Titel: Demudis Kostenlos Bücher Online Lesen
Autoren: Stefan Blankertz
Vom Netzwerk:
Name, falls es dir entfallen ist. Es müsste doch herauszufinden sein, ob er einen Bastard … oder vielmehr zwei davon … auf seiner Burg großgezogen hat.«
    »Bruder Paul behauptete, es sei nicht der Fall«, entsann sich Hanß. Er hing den Bildern von dem traurigen Bruder nach, die vor seinem geistigen Auge erschienen.
    »Behauptete?«, fragte Bruder Dudo. »Du hegst Zweifel?«
    »Ja«, antwortete Hanß. »Er hat gelogen.«
    »Warum das?«
    Hanß zuckte die Schultern. Aber er wusste, dass Bruder Paul Angst hatte, die Geschichte zu Ende zu erzählen. Vielleicht hatte ihn der Graf zum Schweigen verurteilt. Aber das war natürlich nur eine vage Mutmaßung, die er Bruder Dudo nicht mitteilen wollte.
    »Meinst du, wir könnten deinem alten … Pilgergefährten einen Besuch abstatten?«, fragte Bruder Dudo nach einer Weile. »Vielleicht haben die Brüder auch eine warme Suppe für uns hungrige und durchgefrorene Wandersleute übrig.«
    »Lass es uns versuchen«, stimmte Hanß zu.
    Abt Paul wurde zwar erst in den nächsten Tagen von einer Pilgerreise nach Compostela zurückerwartet, aber die warme Suppe wurde den beiden Wanderern nicht verweigert, sodass sie hernach frisch gewärmt ihren Weg fortsetzen konnten.
    Als sich die Sonne neigte, erreichten Bruder Dudo und Hanß am Tage vor der heiligen Adelheid, einem Mittwoch, Koblenz, und hier waren mehr Leute unterwegs, der Schnee niedergetrampelt. Man hielt sogar Markt auf dem Eis! Sie mussten Acht geben, dass sie nicht ausglitten dort, wo der Schnee vom Eis gefegt worden war. An anderen Stellen drohten sie zu stolpern, denn aus getautem und wieder erstarrtem Schnee hatten sich kleine Hindernisse gebildet.
    Schwester Mathilde wohnte im Beginenkonvent bei den Predigern in der Weißergasse außerhalb der mächtigen Stadtmauer, die mit zahllosen teils halbrunden, teils viereckigen Schalentürmen bewehrt war. Dass sich der Konvent nicht innerhalb der Wehrmauer befand, war auch gut so, dachte Hanß. Schließlich sollte sich die Standhaftigkeit eines Christen nicht in Mauern und Türmen, sondern im festen Glauben beweisen. Als sie das Predigerkloster St. Johannes und St. Maria Magdalena schon sehen konnten, wurde Hanß erneut klar, dass er die Unstimmigkeiten der Barfüßer mit den Predigern nie verstanden hatte. Damals, als er nach seiner Verletzung und Genesung die Gegenwart des Herrn spürte, hatte es für ihn nie in Frage gestanden, dass er sich den Barfüßern anschließen würde. Die Brüder waren ihm so rein in ihrem Bestreben erschienen, die evangelische Armut in der Nachfolge Jesu Christi einzuhalten. Nie aber hatte er sich mit dieser Entscheidung gegen andere Christen wenden wollen und schon gar nicht gegen den Orden, der sich ebenfalls der Armut verschrieben hatte, um die Kirche auf den rechten Pfad zurückzuführen.
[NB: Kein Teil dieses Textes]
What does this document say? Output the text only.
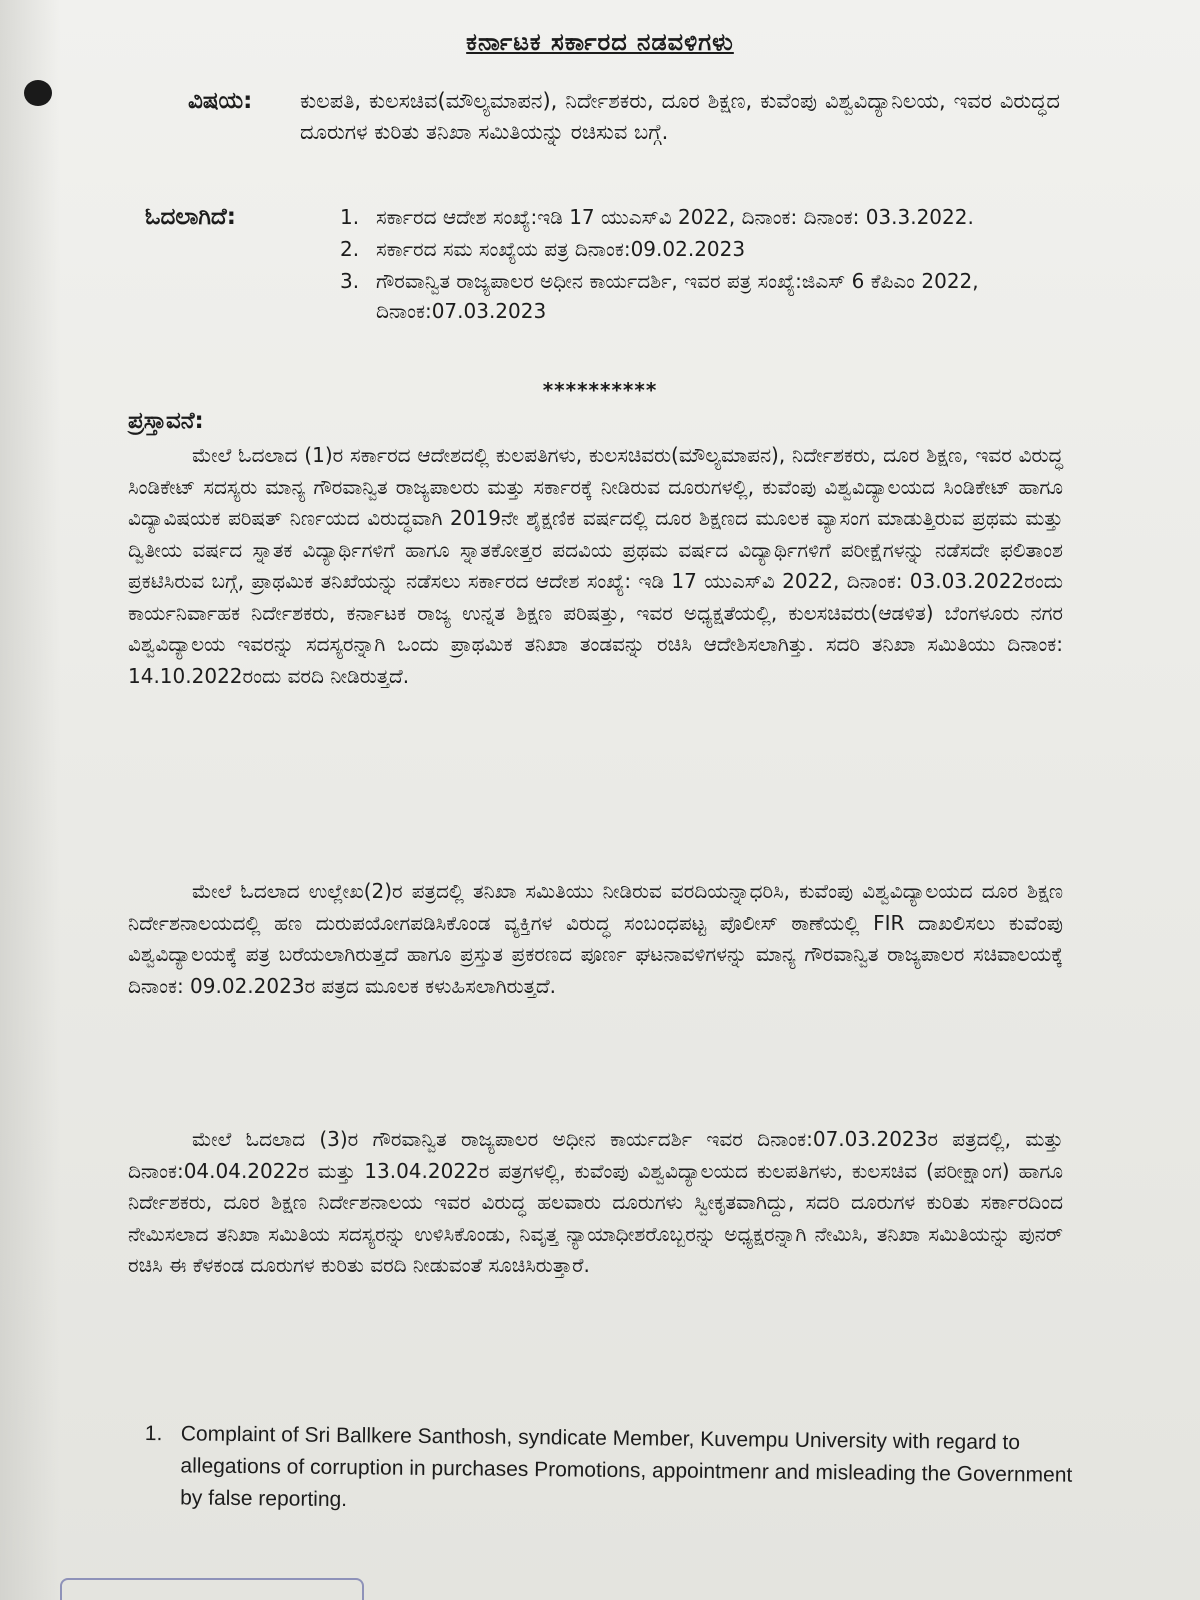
ಕರ್ನಾಟಕ ಸರ್ಕಾರದ ನಡವಳಿಗಳು
ವಿಷಯ: ಕುಲಪತಿ, ಕುಲಸಚಿವ(ಮೌಲ್ಯಮಾಪನ), ನಿರ್ದೇಶಕರು, ದೂರ ಶಿಕ್ಷಣ, ಕುವೆಂಪು ವಿಶ್ವವಿದ್ಯಾನಿಲಯ, ಇವರ ವಿರುದ್ಧದ ದೂರುಗಳ ಕುರಿತು ತನಿಖಾ ಸಮಿತಿಯನ್ನು ರಚಿಸುವ ಬಗ್ಗೆ.
ಓದಲಾಗಿದೆ:	1. ಸರ್ಕಾರದ ಆದೇಶ ಸಂಖ್ಯೆ:ಇಡಿ 17 ಯುಎಸ್‌ವಿ 2022, ದಿನಾಂಕ: ದಿನಾಂಕ: 03.3.2022.
2. ಸರ್ಕಾರದ ಸಮ ಸಂಖ್ಯೆಯ ಪತ್ರ ದಿನಾಂಕ:09.02.2023
3. ಗೌರವಾನ್ವಿತ ರಾಜ್ಯಪಾಲರ ಅಧೀನ ಕಾರ್ಯದರ್ಶಿ, ಇವರ ಪತ್ರ ಸಂಖ್ಯೆ:ಜಿಎಸ್ 6 ಕೆಪಿಎಂ 2022, ದಿನಾಂಕ:07.03.2023
**********
ಪ್ರಸ್ತಾವನೆ:

ಮೇಲೆ ಓದಲಾದ (1)ರ ಸರ್ಕಾರದ ಆದೇಶದಲ್ಲಿ ಕುಲಪತಿಗಳು, ಕುಲಸಚಿವರು(ಮೌಲ್ಯಮಾಪನ), ನಿರ್ದೇಶಕರು, ದೂರ ಶಿಕ್ಷಣ, ಇವರ ವಿರುದ್ಧ ಸಿಂಡಿಕೇಟ್ ಸದಸ್ಯರು ಮಾನ್ಯ ಗೌರವಾನ್ವಿತ ರಾಜ್ಯಪಾಲರು ಮತ್ತು ಸರ್ಕಾರಕ್ಕೆ ನೀಡಿರುವ ದೂರುಗಳಲ್ಲಿ, ಕುವೆಂಪು ವಿಶ್ವವಿದ್ಯಾಲಯದ ಸಿಂಡಿಕೇಟ್ ಹಾಗೂ ವಿದ್ಯಾವಿಷಯಕ ಪರಿಷತ್ ನಿರ್ಣಯದ ವಿರುದ್ಧವಾಗಿ 2019ನೇ ಶೈಕ್ಷಣಿಕ ವರ್ಷದಲ್ಲಿ ದೂರ ಶಿಕ್ಷಣದ ಮೂಲಕ ವ್ಯಾಸಂಗ ಮಾಡುತ್ತಿರುವ ಪ್ರಥಮ ಮತ್ತು ದ್ವಿತೀಯ ವರ್ಷದ ಸ್ನಾತಕ ವಿದ್ಯಾರ್ಥಿಗಳಿಗೆ ಹಾಗೂ ಸ್ನಾತಕೋತ್ತರ ಪದವಿಯ ಪ್ರಥಮ ವರ್ಷದ ವಿದ್ಯಾರ್ಥಿಗಳಿಗೆ ಪರೀಕ್ಷೆಗಳನ್ನು ನಡೆಸದೇ ಫಲಿತಾಂಶ ಪ್ರಕಟಿಸಿರುವ ಬಗ್ಗೆ, ಪ್ರಾಥಮಿಕ ತನಿಖೆಯನ್ನು ನಡೆಸಲು ಸರ್ಕಾರದ ಆದೇಶ ಸಂಖ್ಯೆ: ಇಡಿ 17 ಯುಎಸ್‌ವಿ 2022, ದಿನಾಂಕ: 03.03.2022ರಂದು ಕಾರ್ಯನಿರ್ವಾಹಕ ನಿರ್ದೇಶಕರು, ಕರ್ನಾಟಕ ರಾಜ್ಯ ಉನ್ನತ ಶಿಕ್ಷಣ ಪರಿಷತ್ತು, ಇವರ ಅಧ್ಯಕ್ಷತೆಯಲ್ಲಿ, ಕುಲಸಚಿವರು(ಆಡಳಿತ) ಬೆಂಗಳೂರು ನಗರ ವಿಶ್ವವಿದ್ಯಾಲಯ ಇವರನ್ನು ಸದಸ್ಯರನ್ನಾಗಿ ಒಂದು ಪ್ರಾಥಮಿಕ ತನಿಖಾ ತಂಡವನ್ನು ರಚಿಸಿ ಆದೇಶಿಸಲಾಗಿತ್ತು. ಸದರಿ ತನಿಖಾ ಸಮಿತಿಯು ದಿನಾಂಕ: 14.10.2022ರಂದು ವರದಿ ನೀಡಿರುತ್ತದೆ.

ಮೇಲೆ ಓದಲಾದ ಉಲ್ಲೇಖ(2)ರ ಪತ್ರದಲ್ಲಿ ತನಿಖಾ ಸಮಿತಿಯು ನೀಡಿರುವ ವರದಿಯನ್ನಾಧರಿಸಿ, ಕುವೆಂಪು ವಿಶ್ವವಿದ್ಯಾಲಯದ ದೂರ ಶಿಕ್ಷಣ ನಿರ್ದೇಶನಾಲಯದಲ್ಲಿ ಹಣ ದುರುಪಯೋಗಪಡಿಸಿಕೊಂಡ ವ್ಯಕ್ತಿಗಳ ವಿರುದ್ಧ ಸಂಬಂಧಪಟ್ಟ ಪೊಲೀಸ್ ಠಾಣೆಯಲ್ಲಿ FIR ದಾಖಲಿಸಲು ಕುವೆಂಪು ವಿಶ್ವವಿದ್ಯಾಲಯಕ್ಕೆ ಪತ್ರ ಬರೆಯಲಾಗಿರುತ್ತದೆ ಹಾಗೂ ಪ್ರಸ್ತುತ ಪ್ರಕರಣದ ಪೂರ್ಣ ಘಟನಾವಳಿಗಳನ್ನು ಮಾನ್ಯ ಗೌರವಾನ್ವಿತ ರಾಜ್ಯಪಾಲರ ಸಚಿವಾಲಯಕ್ಕೆ ದಿನಾಂಕ: 09.02.2023ರ ಪತ್ರದ ಮೂಲಕ ಕಳುಹಿಸಲಾಗಿರುತ್ತದೆ.

ಮೇಲೆ ಓದಲಾದ (3)ರ ಗೌರವಾನ್ವಿತ ರಾಜ್ಯಪಾಲರ ಅಧೀನ ಕಾರ್ಯದರ್ಶಿ ಇವರ ದಿನಾಂಕ:07.03.2023ರ ಪತ್ರದಲ್ಲಿ, ಮತ್ತು ದಿನಾಂಕ:04.04.2022ರ ಮತ್ತು 13.04.2022ರ ಪತ್ರಗಳಲ್ಲಿ, ಕುವೆಂಪು ವಿಶ್ವವಿದ್ಯಾಲಯದ ಕುಲಪತಿಗಳು, ಕುಲಸಚಿವ (ಪರೀಕ್ಷಾಂಗ) ಹಾಗೂ ನಿರ್ದೇಶಕರು, ದೂರ ಶಿಕ್ಷಣ ನಿರ್ದೇಶನಾಲಯ ಇವರ ವಿರುದ್ಧ ಹಲವಾರು ದೂರುಗಳು ಸ್ವೀಕೃತವಾಗಿದ್ದು, ಸದರಿ ದೂರುಗಳ ಕುರಿತು ಸರ್ಕಾರದಿಂದ ನೇಮಿಸಲಾದ ತನಿಖಾ ಸಮಿತಿಯ ಸದಸ್ಯರನ್ನು ಉಳಿಸಿಕೊಂಡು, ನಿವೃತ್ತ ನ್ಯಾಯಾಧೀಶರೊಬ್ಬರನ್ನು ಅಧ್ಯಕ್ಷರನ್ನಾಗಿ ನೇಮಿಸಿ, ತನಿಖಾ ಸಮಿತಿಯನ್ನು ಪುನರ್ ರಚಿಸಿ ಈ ಕೆಳಕಂಡ ದೂರುಗಳ ಕುರಿತು ವರದಿ ನೀಡುವಂತೆ ಸೂಚಿಸಿರುತ್ತಾರೆ.

1. Complaint of Sri Ballkere Santhosh, syndicate Member, Kuvempu University with regard to allegations of corruption in purchases Promotions, appointmenr and misleading the Government by false reporting.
    Die Aufgabe der Prediger, wie sie der heilige Dominikus gestellt hatte, bestand darin, das Volk zu lehren und gegen die Ketzer zu verwahren und die Heiden zu bekehren. Dazu war es am wichtigsten, sich in der Schrift auszukennen. Weshalb sie die Werke der heidnischen Schriftsteller meinten studieren zu müssen, blieb Hanß ein Rätsel. Aber sollten sie doch ihren Weg gehen, wie sie ihn für richtig hielten. Warum ließ Gott zu, dass seine Geistesritter dem Wahn verfielen, sich gegeneinander zu stellen, als befänden sie sich im Kriege?
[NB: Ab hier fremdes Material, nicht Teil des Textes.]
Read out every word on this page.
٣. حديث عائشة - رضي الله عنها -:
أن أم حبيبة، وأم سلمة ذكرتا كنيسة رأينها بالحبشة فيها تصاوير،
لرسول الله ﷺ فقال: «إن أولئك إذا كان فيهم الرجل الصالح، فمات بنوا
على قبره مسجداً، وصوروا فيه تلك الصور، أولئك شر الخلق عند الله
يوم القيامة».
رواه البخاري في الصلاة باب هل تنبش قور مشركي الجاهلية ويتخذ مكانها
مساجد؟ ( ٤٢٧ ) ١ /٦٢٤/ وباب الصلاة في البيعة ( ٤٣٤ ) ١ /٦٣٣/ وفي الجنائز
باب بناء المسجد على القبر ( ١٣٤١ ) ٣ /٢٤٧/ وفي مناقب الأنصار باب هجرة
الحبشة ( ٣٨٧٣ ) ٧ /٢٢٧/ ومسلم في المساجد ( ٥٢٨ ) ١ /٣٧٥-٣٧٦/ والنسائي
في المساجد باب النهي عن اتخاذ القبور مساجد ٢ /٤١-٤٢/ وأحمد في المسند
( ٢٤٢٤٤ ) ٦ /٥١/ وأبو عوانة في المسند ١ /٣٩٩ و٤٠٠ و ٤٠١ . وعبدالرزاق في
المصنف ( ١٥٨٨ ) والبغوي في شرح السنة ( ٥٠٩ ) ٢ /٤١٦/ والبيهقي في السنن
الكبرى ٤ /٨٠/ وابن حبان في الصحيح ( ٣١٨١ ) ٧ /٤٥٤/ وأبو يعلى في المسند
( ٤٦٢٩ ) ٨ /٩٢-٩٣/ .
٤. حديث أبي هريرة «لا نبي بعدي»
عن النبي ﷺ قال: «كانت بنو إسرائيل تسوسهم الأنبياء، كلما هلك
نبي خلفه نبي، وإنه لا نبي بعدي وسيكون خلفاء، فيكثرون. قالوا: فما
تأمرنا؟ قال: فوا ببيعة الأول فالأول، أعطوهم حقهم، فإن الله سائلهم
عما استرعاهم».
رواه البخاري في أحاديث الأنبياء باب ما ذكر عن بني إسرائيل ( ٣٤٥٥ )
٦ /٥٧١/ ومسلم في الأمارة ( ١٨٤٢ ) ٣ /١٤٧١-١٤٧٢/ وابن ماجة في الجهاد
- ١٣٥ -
    Die Kälte des Winters war nichts gegen das Gefühl, das sich in Hanß ausbreitete, wenn er an die Verschwörung mit dem Erzbischof dachte. Aus welchem Grunde hat er mich überhaupt ins Vertrauen gezogen?, dachte Hanß. Wäre ich doch nur kein Mitwisser geworden! Wahrscheinlich war es genau das, was Erzbischof Heinrich hatte erreichen wollen: Er, Hanß, sollte zum Mitwisser werden und darum zum Stillhalten verpflichtet sein, wenn der Sturm losbrechen würde. Wie gut, dass ich mich entschlossen habe, die Stadt zu verlassen. Vielleicht ist alles vorbei, wenn wir zurückkehren, und ich hatte nichts damit zu schaffen. Wenn ich dagegen dem Erzbischof offen entgegengetreten wäre, überlegte Hanß, wäre sein Zorn auch wider meine Brüder entbrannt, und sie wären womöglich zu Schaden gekommen. Das durfte er nicht zulassen.
    In der Weißergasse angelangt, klopfte Hanß an der Pforte des Beginenhauses. Wie überaus beruhigend, dass hier niemand weiß, dass ich Abt bin, dachte er. Habe ich eigentlich je kundgetan, dass ich aus Köln stamme? Schwester Lucgard öffnete.